Je t'ai
rencontrée pour la première fois dans une librairie, tu cherchais un roman de
William Faulkner dans l'édition anglaise. Tu préparais un diplôme de biologie à
l'université. Tu avais l'âge des ambitions grandioses et désordonnées. Jeune
compatriote que la vie n'avait pas encore abîmée, tu voulais devenir PDG,
écrivaine ou faire de la recherche scientifique. Tu te levais à l'aube pour
réviser tes cours. Avant même de vraiment te connaître, j'étais fier de la
bravoure qu'on entrevoyait dans ton regard. Tu semblais décidée à faire front
contre toutes les embûches. Comme tant de jeunes Algériens, partiras-tu un jour
ailleurs pour réaliser tes rêves ou resteras-tu parmi nous pour nous rappeler
la leçon millénaire que nous avons oubliée ? Nous nous sommes ensuite revus de
temps en temps. Comme un grand frère, j'étais sans cesse curieux de connaître
ton avis, en particulier concernant la situation de notre pays.

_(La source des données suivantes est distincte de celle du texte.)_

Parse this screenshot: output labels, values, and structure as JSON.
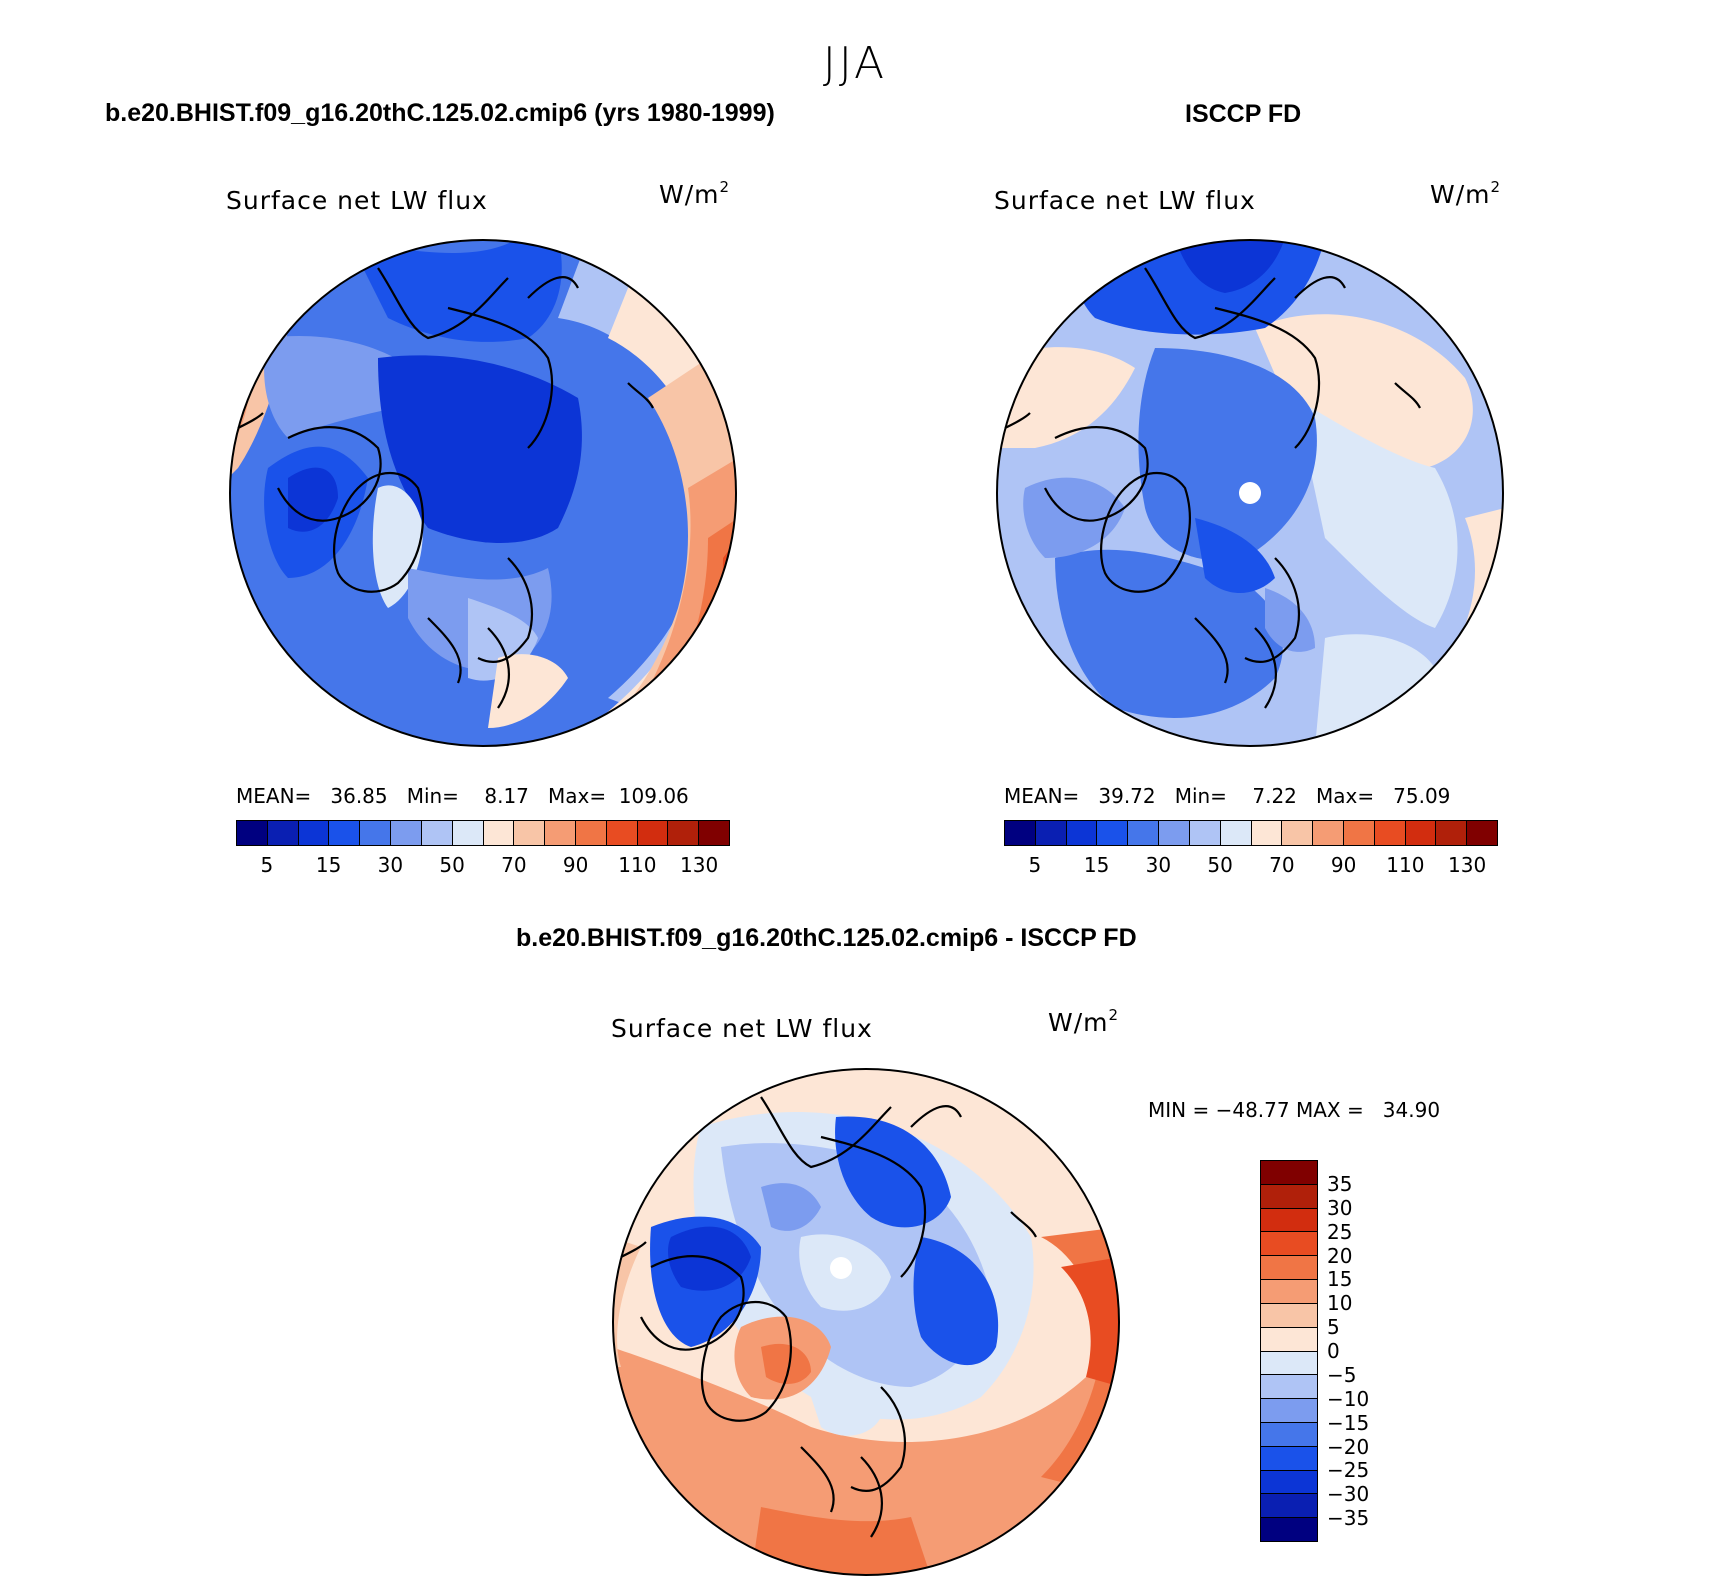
{
  "figure_title": "JJA",
  "panels": [
    {
      "title": "b.e20.BHIST.f09_g16.20thC.125.02.cmip6 (yrs 1980-1999)",
      "variable": "Surface net LW flux",
      "units": "W/m",
      "units_sup": "2",
      "stats_text": "MEAN=   36.85   Min=    8.17   Max=  109.06",
      "mean": 36.85,
      "min": 8.17,
      "max": 109.06
    },
    {
      "title": "ISCCP FD",
      "variable": "Surface net LW flux",
      "units": "W/m",
      "units_sup": "2",
      "stats_text": "MEAN=   39.72   Min=    7.22   Max=   75.09",
      "mean": 39.72,
      "min": 7.22,
      "max": 75.09
    },
    {
      "title": "b.e20.BHIST.f09_g16.20thC.125.02.cmip6 - ISCCP FD",
      "variable": "Surface net LW flux",
      "units": "W/m",
      "units_sup": "2",
      "stats_text": "MIN = −48.77 MAX =   34.90",
      "min": -48.77,
      "max": 34.9
    }
  ],
  "abs_colorbar": {
    "colors": [
      "#000080",
      "#0a1fb2",
      "#0c35d6",
      "#1a52ea",
      "#4576ea",
      "#7c9cef",
      "#afc4f5",
      "#dce8f8",
      "#fde6d6",
      "#f8c5a7",
      "#f59c74",
      "#f07545",
      "#e84c22",
      "#d22d0f",
      "#b0200a",
      "#800000"
    ],
    "tick_labels": [
      "5",
      "15",
      "30",
      "50",
      "70",
      "90",
      "110",
      "130"
    ]
  },
  "diff_colorbar": {
    "colors": [
      "#800000",
      "#b0200a",
      "#d22d0f",
      "#e84c22",
      "#f07545",
      "#f59c74",
      "#f8c5a7",
      "#fde6d6",
      "#dce8f8",
      "#afc4f5",
      "#7c9cef",
      "#4576ea",
      "#1a52ea",
      "#0c35d6",
      "#0a1fb2",
      "#000080"
    ],
    "tick_labels": [
      "35",
      "30",
      "25",
      "20",
      "15",
      "10",
      "5",
      "0",
      "−5",
      "−10",
      "−15",
      "−20",
      "−25",
      "−30",
      "−35"
    ]
  },
  "map_colors": {
    "deep_blue": "#0c35d6",
    "mid_blue": "#1a52ea",
    "blue": "#4576ea",
    "light_blue": "#7c9cef",
    "pale_blue": "#afc4f5",
    "very_pale_blue": "#dce8f8",
    "cream": "#fde6d6",
    "peach": "#f8c5a7",
    "salmon": "#f59c74",
    "orange": "#f07545",
    "red_orange": "#e84c22"
  }
}
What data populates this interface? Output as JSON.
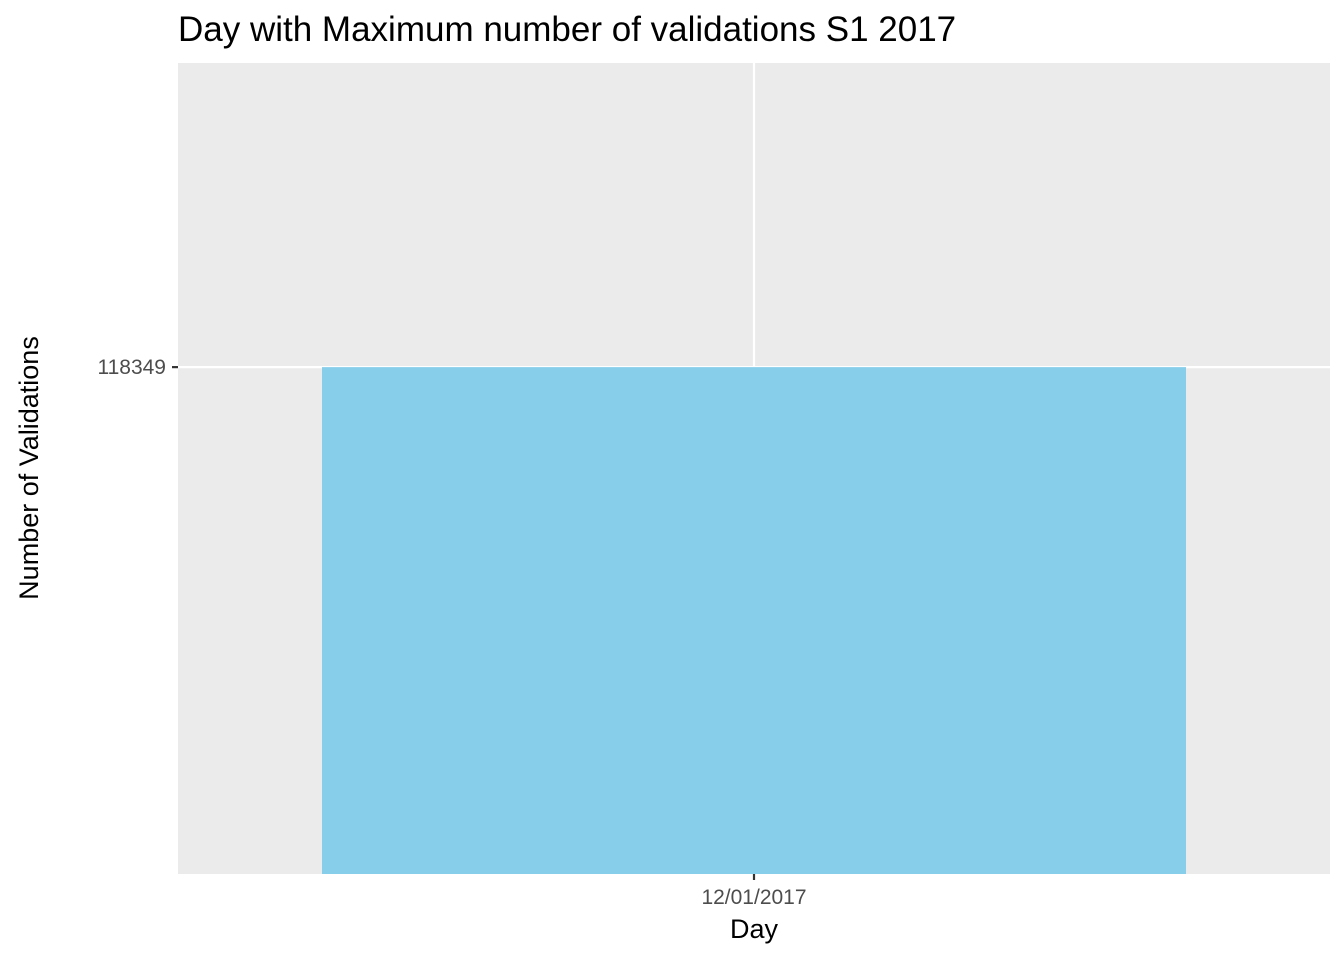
{
  "chart_data": {
    "type": "bar",
    "title": "Day with Maximum number of validations S1 2017",
    "xlabel": "Day",
    "ylabel": "Number of Validations",
    "categories": [
      "12/01/2017"
    ],
    "values": [
      118349
    ],
    "y_ticks": [
      118349
    ],
    "y_tick_labels": [
      "118349"
    ],
    "grid": true,
    "legend": "none",
    "colors": {
      "bar": "#87CEEB",
      "panel": "#EBEBEB",
      "grid": "#FFFFFF",
      "tick": "#333333"
    }
  }
}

Tu tenais à
cette occasion de grands discours, en haussant la voix sans t'en rendre compte
: «En Algérie, tous ces vieux dinosaures, y compris ceux qui nous ont libérés
du colonialisme, ils n'ont pas réussi à matérialiser le rêve algérien, ils ont
lamentablement échoué et c'est maintenant à nous, les jeunes, de construire
l'Algérie». J'opinais prudemment de la tête en marmonnant des paroles vagues
puis je te disais au revoir sans avoir jamais eu le courage de te demander
pardon.
Je te le
dis à présent avec une grande certitude : cette terre algérienne blessée a
besoin de l'adhésion et de l'amour de sa jeunesse pour briller comme un soleil.
Je te souhaite de ne jamais plier devant le découragement et le cynisme et de
toujours entretenir en toi le goût de la moisson.